Depends what you mean by "run". Games are far better optimized these days than the late 90s when you needed a new graphics card every month.

It will run almost anything out now but some people need 60 fps constant at high to consider a game "running".

My view is as long as I can get 30 fps at medium then it's running fine, which the 320m will do for almost anything, including Crysis according to Youtube.

Bear in mind we are talking 1280x800, most PC gamers play on desktops running at 1920x1800 so demand much faster hardware.
 
Parallels, VMware or Bootcamp?

Thanks for the replies.

Having looked at a few youtube rviews, it appears that VMware and Parralels eat more cPU (obviously) than bootcamp, but also that as a result the games may not run as smoothly compared to Bootcamp.

Hence, I'm thinking of installing bootcamp instead of the other two. Although I would have preferred the other two because it would allow for quick and easy access to the Wndows software (like Microsoft Office Onenote) wihtou having to log out.

Can anyone confirm that bootcamp runs games faster than parallels or VMware?
 
Thanks for the replies.

Having looked at a few youtube rviews, it appears that VMware and Parralels eat more cPU (obviously) than bootcamp, but also that as a result the games may not run as smoothly compared to Bootcamp.

Hence, I'm thinking of installing bootcamp instead of the other two. Although I would have preferred the other two because it would allow for quick and easy access to the Wndows software (like Microsoft Office Onenote) wihtou having to log out.

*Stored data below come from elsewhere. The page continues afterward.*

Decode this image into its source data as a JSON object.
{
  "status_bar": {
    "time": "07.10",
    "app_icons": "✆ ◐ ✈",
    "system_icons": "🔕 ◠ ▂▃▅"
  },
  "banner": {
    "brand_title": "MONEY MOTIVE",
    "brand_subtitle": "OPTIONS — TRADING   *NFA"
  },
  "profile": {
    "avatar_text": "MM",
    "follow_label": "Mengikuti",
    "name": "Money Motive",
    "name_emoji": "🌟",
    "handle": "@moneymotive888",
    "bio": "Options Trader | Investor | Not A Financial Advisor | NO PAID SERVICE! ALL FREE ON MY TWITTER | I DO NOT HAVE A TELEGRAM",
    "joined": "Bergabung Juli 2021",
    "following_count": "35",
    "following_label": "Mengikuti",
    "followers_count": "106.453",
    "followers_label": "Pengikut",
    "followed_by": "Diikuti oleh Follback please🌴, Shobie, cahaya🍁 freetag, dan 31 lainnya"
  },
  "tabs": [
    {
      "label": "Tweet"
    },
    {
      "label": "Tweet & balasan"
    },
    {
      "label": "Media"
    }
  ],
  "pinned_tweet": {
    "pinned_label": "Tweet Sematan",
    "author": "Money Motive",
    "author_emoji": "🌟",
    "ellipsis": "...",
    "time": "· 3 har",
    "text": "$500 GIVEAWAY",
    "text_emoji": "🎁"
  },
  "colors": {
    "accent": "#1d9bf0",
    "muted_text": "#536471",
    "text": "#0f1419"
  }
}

Can anyone confirm that bootcamp runs games faster than parallels or VMware?

There is no contest even.
 
Parallels has gone a long way in performance. There were days where it everybody would have called you stupid to even try running a 3D application in a Virtual Machine.
Today you can but a native OS will always be faster. Still afaik parallels is faster than running an OpenGL port in OSX.